The young woman says her knee has given out. She thinks it is dislocated, but you can’t tell because you can’t even see the knee. She says she is five hundred pounds. She can’t get up on her own. One ambulance crew can’t do it. Try pulling her up by the arms and you will pull them right of their sockets. And if the sockets held, your backs wouldn’t. Also, we are on the third floor. No elevator. Tight corners in the apartment, lots of heavy furniture.
But then help is here. Now there are four of you. Throw in 10 mg of morphine and you have the start of a plan. The patient has said if you can just get her up to her feet, she may be able to hop down to the ambulance. Wishful thinking perhaps. Ever the optimist, I am. And if she can’t hobble, if you can get her to her feet, you can at least have her in a chair while you figure out your next move.
You go to old reliable to get her up. Get a board under her, strap her to the board. Sure she is hanging off both sides, but that’s what double belts are for. But first, you splint the knee. How do you splint a knee that wide. A KED — wrap it around the knee like it is a torso. Now, its time to lift. Put one person on each side, one arm under the patients arm and the other holding a hole in the board. A third person at the feet to keep the person from sliding off the board as you lift it. And you, squatting down at the head end, and with a big grunt lifting, driving your legs up, as the two on each side, pull. Leverage. You have her standing in no time, and the four of you hold her up. My leg! My leg hurts! she says. So you quickly go to Plan B. The two chairs you have placed just to the side, and you quickly unstrap her and pivot her onto the chairs, where she now rests and lets out her breath. And then you turn and look behind you and see eight family members crowded into the room – every one of them holding a digital camera or video recorder, recording your every move.

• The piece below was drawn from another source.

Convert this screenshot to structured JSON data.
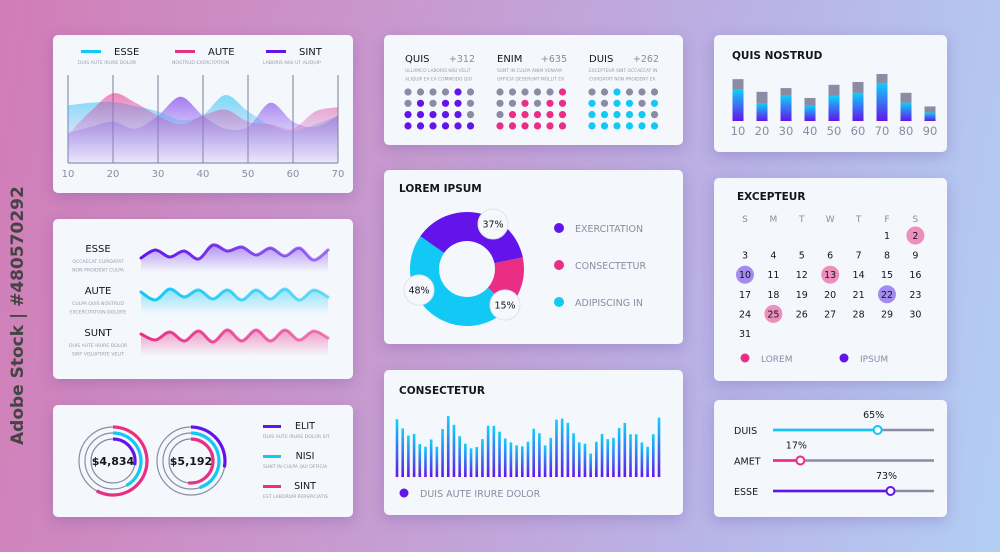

You look at them and hold your hands up? You say nothing. You think what’s with the cameras, people, seriously? Is this to make fun of your sister? Is this to sue us? I admit that while I love my job and love the people of the great city where I work, in this moment, I am profoundly disappointed in these individuals.

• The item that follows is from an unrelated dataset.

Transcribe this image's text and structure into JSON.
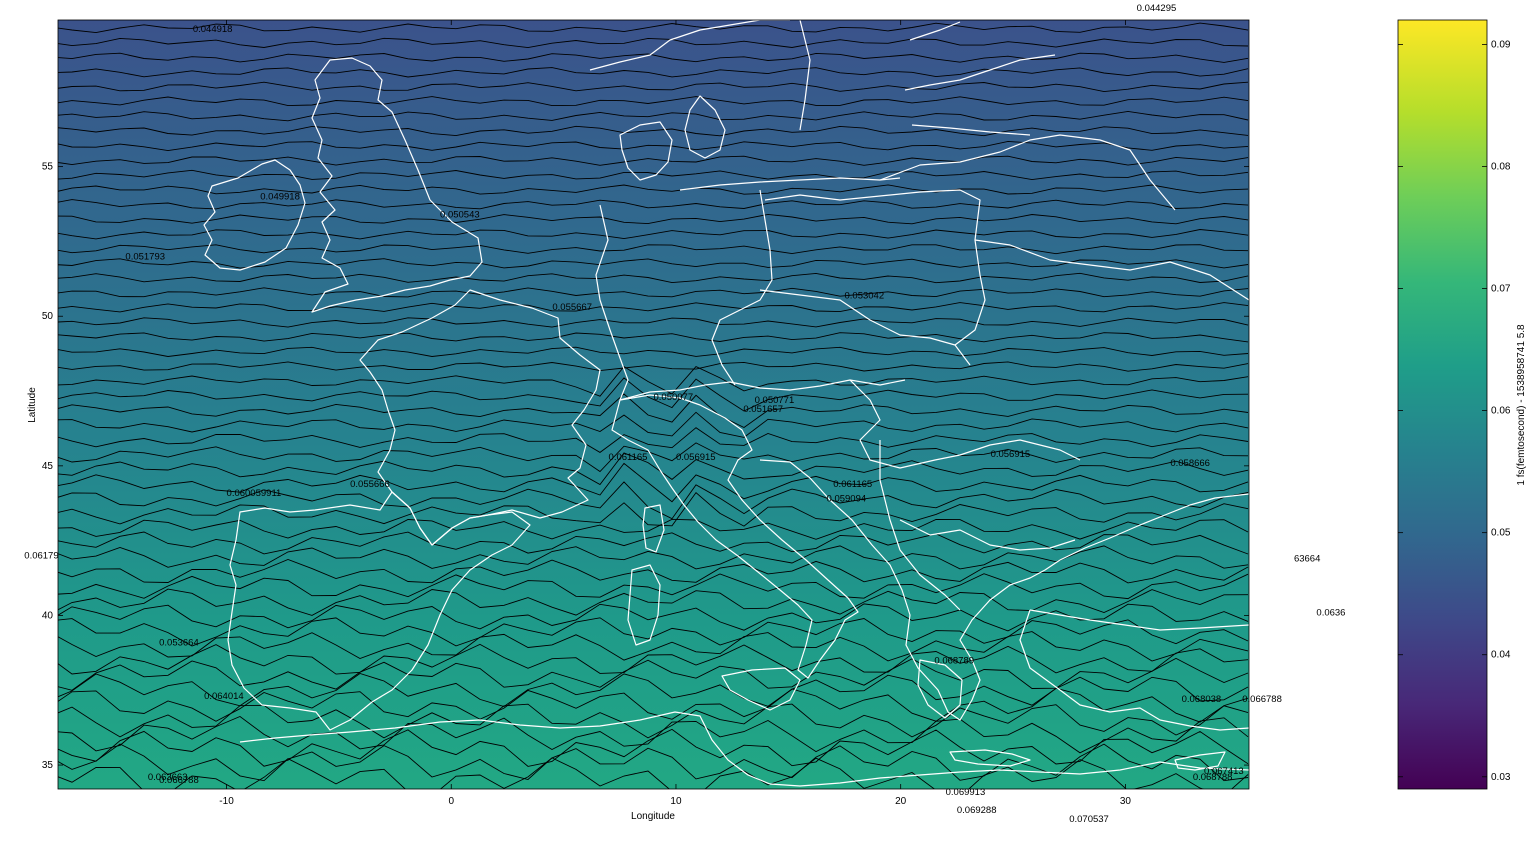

The other medic on the call speaks to them professionally and succinctly and they put the cameras away. I am still shaking my head.
Come on, people.
***
The bottom line on the call was an hour and a half scene time, and only with an assist from our first responder friends at the fire department (who had not been dispatched to this call) and a hunt for a Stokes basket large enough to fit her into and with much pushing and hauling and moving of furniture and turning tight corners and going down a narrow stairway with wobbly wooden stairs, did we finally make our way outside. The other medic ended up taking the patient in, while I attended to and transported an injured responder. I haven’t yet found out whether or not the patient’s knee was dislocated. And as far as I know, we haven’t turned up on You Tube.